Choosing the best type and name!
We will be running through a few tips and tricks I’ve run into when it comes to designing a solid database. Please note this tutorial will be based off PostgreSQL however most concepts apply to any SQL database.
Let get started!
Part 1: Numerous Numerics
We need to be aware of what datatypes we are choosing and the long term effects they can have on our database. When our tables are only a few hundred rows long, it can be hard to see the impact of choosing the wrong datatype, but as the size scales up so does those effects.
PostreSQL offers several numeric datatypes including,
- SMALLINT (2-byte integer ranging from -32,768 to 32,767)
- INT (4-byte integer that range from -2,147,483,648 to 2,147,483,647)
- BIGINT (8-bytes integer from -9,223,372,036,854,775,808 to +9,223,372,036,854,775,807)
When we are choosing which integer type to use we must be aware, regardless of the value, the amount of space the integer occupies on the disk does not change. By choosing the smallest size possible we are reducing the size of our rows and by extension the database. This allows faster reads are writes. PostgreSQL’s SERIAL datatype (auto-incrementing) also has these various size option (although it is unsigned). We will talk more about SERIAL in Part 3.
Part 2: Storing our Strings
Choosing the best data type to store textual information in PostgreSQL can actually be a bit confusing. We have 3 primary options,
- Char(n) (fixed length of n, blank padded)
- Text (variable length)
- Varchar(n) (variable length, with a max length of n)
The confusing part comes when we try to understand the difference between these. varChar, without a max length specified, behaves like Text. When we do specify the max length, n, PostgreSQL will simply perform a check and issue an error if it is greater than n. More importantly, unlike most database systems, PostgreSQL does not have a performance benefit when using char; therefore we should try to use text, or varchar(n) when we want a length limit.
When we are setting limits using varChar, it is good practice to avoid using magic numbers. For example, if we are creating a name column in our cats table, but designer have told us they would like a maximum length of 50, we should leave a comment specifying such.
Part 3: Enough Enum
Using Enum is a great way to enforce certain types of data being stored. For example, let say we want to add a status column to our match table allowing values of only; “best friend”, “friend”, and “not friends”. Enum is a great way of accomplishing this! However, if we later want to allow for the possibility of “enemy” being stored as a status, it can be very difficult and requires rebuilding the entire table. Although this might be seen as a con, this difficulty will prevent developers from thoughtless adding in “bad” data. It also means we must be careful when using the enum data type, and make sure it’s being used in a future proof manner.
This is both a pro and a con.
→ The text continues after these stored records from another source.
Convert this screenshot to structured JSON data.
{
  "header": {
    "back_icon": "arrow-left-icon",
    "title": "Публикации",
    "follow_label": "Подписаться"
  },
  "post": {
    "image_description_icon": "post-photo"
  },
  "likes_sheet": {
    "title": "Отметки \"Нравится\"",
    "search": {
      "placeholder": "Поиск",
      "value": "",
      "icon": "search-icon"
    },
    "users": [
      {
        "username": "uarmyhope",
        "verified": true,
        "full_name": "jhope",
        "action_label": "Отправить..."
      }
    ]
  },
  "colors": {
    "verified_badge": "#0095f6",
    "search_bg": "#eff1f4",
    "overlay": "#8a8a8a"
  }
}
Pro in the sense it will prevent developers from thoughtlessly adding in bad data, and con if it
Enum allows us to enforce certain types of data being stored, for example, if we want to set out cats “status” to either best friends, friend, or enemies we can do this using enum. However if later we want to add an additional status “neutral” we would have to rebuild the entire table.
Part 4: Naming (this is a bad example)
Naming might sound pretty simple relative to everything else we’ve covered but I would actually say it’s one of the more difficult concepts. When we are naming our variables, functions, or in this specific case, our database entities and attributes we want to make sure we can make them as readable as possible. What do we mean by readable? A new developer should be able to look at the name without additional context and efficiently understand what is being represented.
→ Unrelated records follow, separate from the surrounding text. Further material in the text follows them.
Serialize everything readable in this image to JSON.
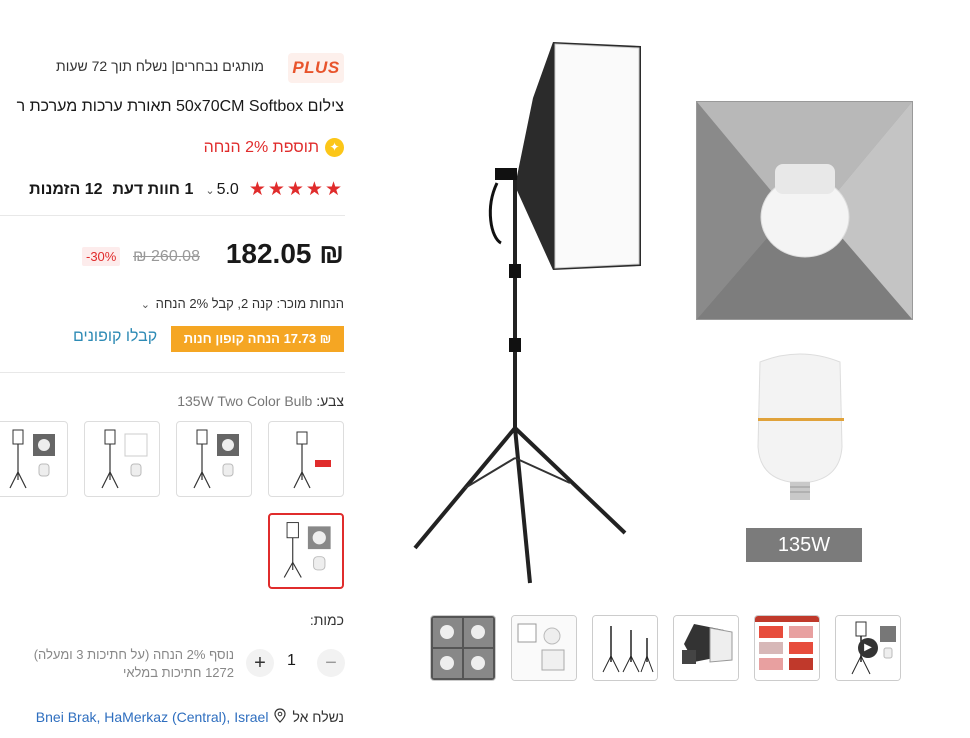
{
  "plus": {
    "badge": "PLUS",
    "text": "מותגים נבחרים| נשלח תוך 72 שעות"
  },
  "product": {
    "title": "צילום 50x70CM Softbox תאורת ערכות מערכת ר",
    "extra_discount": "תוספת 2% הנחה",
    "rating": "5.0",
    "reviews": "1 חוות דעת",
    "orders": "12 הזמנות"
  },
  "price": {
    "current": "₪ 182.05",
    "original": "₪ 260.08",
    "discount": "-30%"
  },
  "seller_discount": "הנחות מוכר: קנה 2, קבל 2% הנחה",
  "coupon": {
    "tag": "₪ 17.73 הנחה קופון חנות",
    "link": "קבלו קופונים"
  },
  "color": {
    "label": "צבע:",
    "value": "135W Two Color Bulb"
  },
  "quantity": {
    "label": "כמות:",
    "value": "1",
    "minus": "−",
    "plus": "+",
    "note_line1": "נוסף 2% הנחה (על חתיכות 3 ומעלה)",
    "note_line2": "1272 חתיכות במלאי"
  },
  "shipping": {
    "label": "נשלח אל",
    "location": "Bnei Brak, HaMerkaz (Central), Israel"
  },
  "main_image": {
    "label_135": "135W"
  },
  "icons": {
    "star": "star-icon",
    "location": "location-pin-icon",
    "play": "play-icon",
    "chevron": "chevron-down-icon"
  },
  "colors": {
    "accent_red": "#e02c2c",
    "coupon_orange": "#f5a623",
    "link_blue": "#2e8bb5"
  }
}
Readability is essential; so important in fact companies will prioritize readability over optimization of code, due to the cost of developer time. For (<- a pun) example both mapping and forEach loops in Javascript are less optimized than for loops. However, we are pushed to use them because they are cleaner and easier to read by incoming developers
Part of the difficulty with naming is different places will have different conventions. First things first, if we adding new tables or fields to an existing database, understand their convention, and follow it!
Some common conventions to look out for:
-
Table Names
- Lower-case?
- Pluralized?
-
How are fields named?
- Lower-case?
- Have they been used elsewhere?
For example, if we see someone has used imageurl in one place to store the picture path of an animal, don’t suddenly introduce image, url, imagepath, pic, etc to store the image path of a new table - When we’re creating a new name could someone seeing it for the first time understand it?
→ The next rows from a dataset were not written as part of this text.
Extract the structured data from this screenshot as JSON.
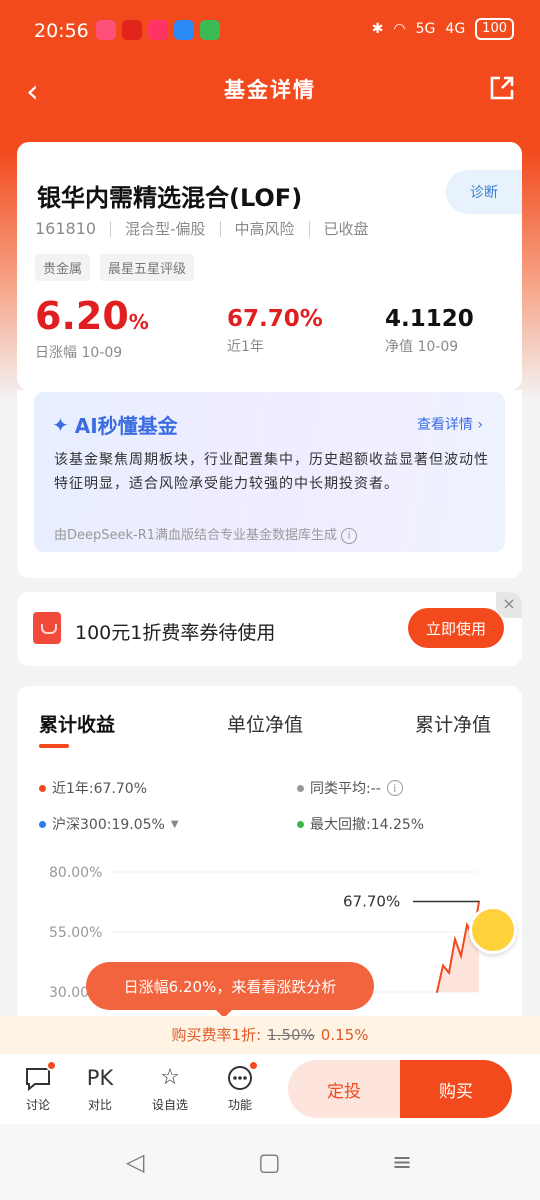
{
  "status_bar": {
    "time": "20:56",
    "battery": "100",
    "network_1": "5G",
    "network_2": "4G",
    "apps": [
      "vivo",
      "JD",
      "music",
      "browser",
      "chat"
    ]
  },
  "nav": {
    "title": "基金详情",
    "back_icon": "back-arrow-icon",
    "share_icon": "share-icon"
  },
  "fund": {
    "name": "银华内需精选混合(LOF)",
    "code": "161810",
    "type": "混合型-偏股",
    "risk": "中高风险",
    "collected": "已收盘",
    "diagnose_label": "诊断",
    "tags": [
      "贵金属",
      "晨星五星评级"
    ]
  },
  "metrics": {
    "daily_change": {
      "value": "6.20",
      "unit": "%",
      "label": "日涨幅 10-09"
    },
    "year_return": {
      "value": "67.70%",
      "label": "近1年"
    },
    "nav": {
      "value": "4.1120",
      "label": "净值 10-09"
    }
  },
  "ai": {
    "title": "AI秒懂基金",
    "more": "查看详情",
    "body": "该基金聚焦周期板块，行业配置集中，历史超额收益显著但波动性特征明显，适合风险承受能力较强的中长期投资者。",
    "footer": "由DeepSeek-R1满血版结合专业基金数据库生成"
  },
  "coupon": {
    "text": "100元1折费率券待使用",
    "button": "立即使用",
    "close": "×"
  },
  "performance": {
    "tabs": [
      "累计收益",
      "单位净值",
      "累计净值"
    ],
    "legend": {
      "fund": "近1年:67.70%",
      "peer": "同类平均:--",
      "index": "沪深300:19.05%",
      "drawdown": "最大回撤:14.25%"
    },
    "colors": {
      "fund": "#f24a1d",
      "peer": "#999999",
      "index": "#2b7de9",
      "drawdown": "#3cb64a"
    }
  },
  "chart_data": {
    "type": "line",
    "ytick_labels": [
      "80.00%",
      "55.00%",
      "30.00%"
    ],
    "end_label": "67.70%",
    "series": [
      {
        "name": "近1年",
        "values": [
          30,
          41,
          38,
          52,
          45,
          58,
          53,
          67.7
        ]
      }
    ]
  },
  "tooltip": "日涨幅6.20%，来看看涨跌分析",
  "fee_bar": {
    "prefix": "购买费率1折:",
    "original": "1.50%",
    "discount": "0.15%"
  },
  "bottom_bar": {
    "items": [
      {
        "label": "讨论",
        "icon": "chat-bubble-icon"
      },
      {
        "label": "对比",
        "icon": "pk-icon",
        "glyph": "PK"
      },
      {
        "label": "设自选",
        "icon": "star-add-icon"
      },
      {
        "label": "功能",
        "icon": "more-dots-icon"
      }
    ],
    "dingtou": "定投",
    "buy": "购买"
  }
}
_For example, if we are storing the URL to a cat’s image do we call it image, catimage, or imageurl? image_url is the closest to the data being stored, so let’s go with that!4.
-
How are foreign keys named?
- Is the table name it is referencing used?
i.e. the foreign key name is catid if it is referencing the table cats_
- Is the table name it is referencing used?
If we are unsure about a name, be that if it’s following convention, or if it’s clear, I find it extremely helpful to leave a reminder to come back to it later. When we look at poor names enough, they begin to sound good to us and are easy to miss when we review our own code. If we are unsure if a name is clear ask someone, “what do you think x is” (they don’t have to be a dev)!